We've been Workamping now for one month...and we're surviving well enough. Work is not all it's cracked up to be, of course. But that, as they say, is why they call it work. We have done everything from weeding (ugh!) to cleaning bathrooms (hate it!) to vacuuming, painting, planting, sweeping up goose poop. Now we have started work at the marina store (the reason we were hired), things are looking up. We open the store tomorrow and folks will be able to come in by car or boat to get food, groceries, fishing gear and even gasoline.
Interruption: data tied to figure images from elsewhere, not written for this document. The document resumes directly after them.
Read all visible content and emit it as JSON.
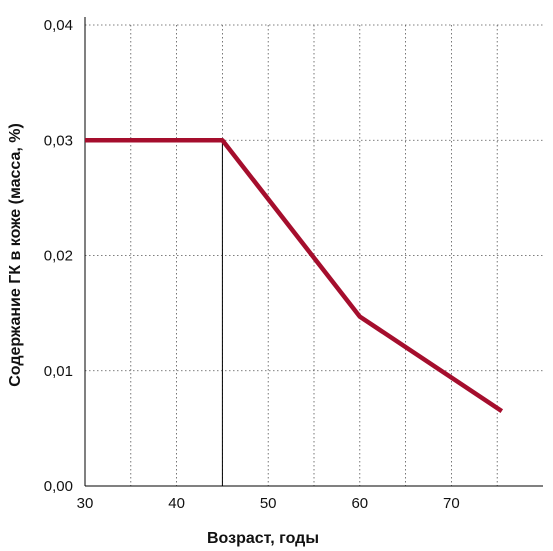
{
  "chart_data": {
    "type": "line",
    "title": "",
    "xlabel": "Возраст, годы",
    "ylabel": "Содержание ГК в коже (масса, %)",
    "xlim": [
      30,
      80
    ],
    "ylim": [
      0,
      0.04
    ],
    "x_ticks": [
      "30",
      "40",
      "50",
      "60",
      "70"
    ],
    "y_ticks": [
      "0,00",
      "0,01",
      "0,02",
      "0,03",
      "0,04"
    ],
    "grid": true,
    "series": [
      {
        "color": "#a50e2d",
        "points": [
          {
            "x": 30,
            "y": 0.03
          },
          {
            "x": 45,
            "y": 0.03
          },
          {
            "x": 60,
            "y": 0.0147
          },
          {
            "x": 75.5,
            "y": 0.0065
          }
        ]
      }
    ],
    "reference_line": {
      "x": 45,
      "y_from": 0,
      "y_to": 0.03
    }
  }
}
We're pretty excited about the possibilities.
We don't have to cook because the owners have hired a cook and he and we will make it happen after the first few days.
Now while all this is on-going, there have been lots of other interesting diversions. We've made the 320-mile trip north and east to get the boat uncovered and readied for sale. Now it's in the hands of a broker so we wait.
I also have been editing online the work of a wonderfully bright reporter in Namibia. Luqman Cloete has a good story he's working on about a handicrafts center in his town being told they will lose their funding and will have to make the crafts, market them and sustain themselves without outside help. I love the concept that Luqman can simply email me the story with a request that I edit it and come up with suggestions for improvements. All of this happens as though he is in the next office. Time and distance simply has no meaning because of the Internet.
And equally exciting, as I was reading the New York Times on Tuesday, I discovered that Hla Hla Htay, a brilliant, bright young woman who passed through the Southeast Asia Media Center training school while I was there in Phnom Penh, popped up with two pictures in The New York Times from Myanmar.
Hla Hla got her job as a reporter for Agence France-Presse when the Bangkok bureau chief called us in Cambodia one day back in 2004. She asked if we had trained any good Burmese journalists who might be candidates for the bureau position in Yangon (Rangoon). Hla Hla was in training with us at that time. She is a tiny woman but I felt she had the heart of a lion. She is smart, thoughtful, inquisitive. She was honest but she was oh-so-shy and self-effacing.
After I recommended her and the bureau chief in Bangkok said she would meet with her for an interview in Thailand on Hla Hla's journey back home, I sat down with her and coached her on the art of the job interview. She got the job and we kept in touch for a year. But then her emails bounced back as the junta in Burma cracked down on Internet use. I kept trying to reach her but without success.
So you might imagine my delight at finding her credit line on two pictures played across half a page in The Times on Tuesday. She clearly has established herself. I remember that Hla Hla made $50 a month as a reporter before coming to our media center. When she returned to Yangon, she was employed at $1,000 a month - an astonishing increase in pay.